DataCommon for the city of Worcester, the usability and actionability of Worcester data is severely limited.

Once DataCommon is stable and well-populated with public, easily available city/town-level data (and hopefully neighborhood-level in Worcester), begin spending time and resources acquiring more specialized data sets where the need is identified by desired indicators, e.g. local town government officials or utilities companies. Carefully document all processes used to gather and use this data for the sake of repeatability and sustainability.

We recommend investigating and pursuing inclusion into the National Neighborhood Indicators Partnership to utilize the experiences of other indicators projects to more easily grow the Central Mass Indicators Project.

When publishing reports, tailor information to the community leaders identified as the target audience. Focus the discussion of project reports to areas where these organizations can focus their efforts, enabling the highest use for the indicators information.

Based on the response we saw to the DataCommon Informational Video we provided to the CMRPC, we recommend that the CMRPC continue efforts to publicize DataCommon to potential stakeholders with visual media. Given the interactive nature of DataCommon, we noted that a visual explanation is effective in explaining the tools available through the repository after several screenings with stakeholders.

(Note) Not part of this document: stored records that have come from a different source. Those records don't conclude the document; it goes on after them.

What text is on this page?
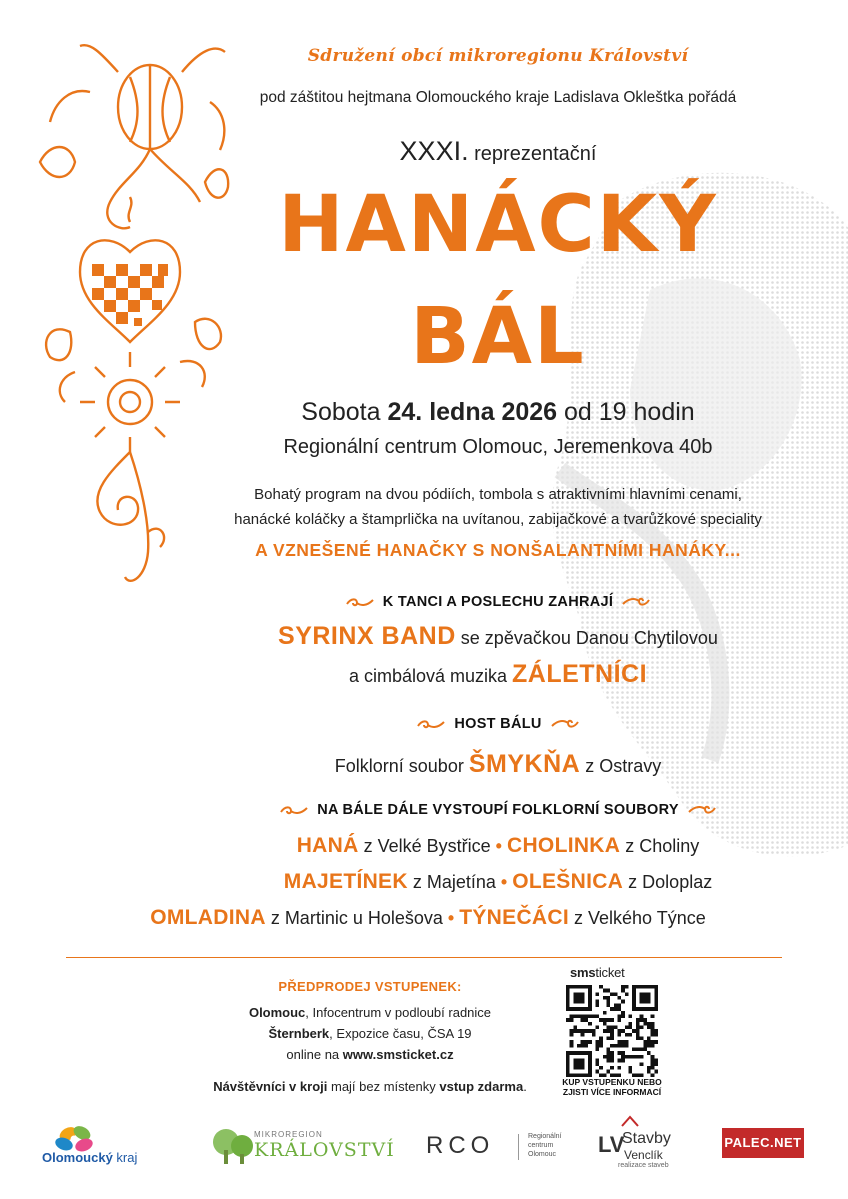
Sdružení obcí mikroregionu Království
pod záštitou hejtmana Olomouckého kraje Ladislava Okleštka pořádá
XXXI. reprezentační
HANÁCKÝ
BÁL
Sobota 24. ledna 2026 od 19 hodin
Regionální centrum Olomouc, Jeremenkova 40b
Bohatý program na dvou pódiích, tombola s atraktivními hlavními cenami,
hanácké koláčky a štamprlička na uvítanou, zabijačkové a tvarůžkové speciality
A VZNEŠENÉ HANAČKY S NONŠALANTNÍMI HANÁKY...
K TANCI A POSLECHU ZAHRAJÍ
SYRINX BAND se zpěvačkou Danou Chytilovou
a cimbálová muzika ZÁLETNÍCI
HOST BÁLU
Folklorní soubor ŠMYKŇA z Ostravy
NA BÁLE DÁLE VYSTOUPÍ FOLKLORNÍ SOUBORY
HANÁ z Velké Bystřice • CHOLINKA z Choliny
MAJETÍNEK z Majetína • OLEŠNICA z Doloplaz
OMLADINA z Martinic u Holešova • TÝNEČÁCI z Velkého Týnce
PŘEDPRODEJ VSTUPENEK:
Olomouc, Infocentrum v podloubí radnice
Šternberk, Expozice času, ČSA 19
online na www.smsticket.cz
Návštěvníci v kroji mají bez místenky vstup zdarma.
smsticket
KUP VSTUPENKU NEBO
ZJISTI VÍCE INFORMACÍ
Olomoucký kraj
MIKROREGION
KRÁLOVSTVÍ RCO	Regionální
centrum
Olomouc LV
Stavby
Venclík
realizace staveb
PALEC.NET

It is important that the CMRPC be able to format presented reports and data in a manner which is receptive to the stakeholders. Formatting requires the CMRPC to have the ability to modify all publication materials including the website which houses DataCommon and eventually the indicators project reports and summaries. The current website is restricted to the formatting of the MetroBoston DataCommon. We recommend that the CMRPC investigate possible resources for the

creation of a new website, one specific to the Central Massachusetts region. A new website would allow the CMRPC to modify formatting to suit the needs that stakeholders express.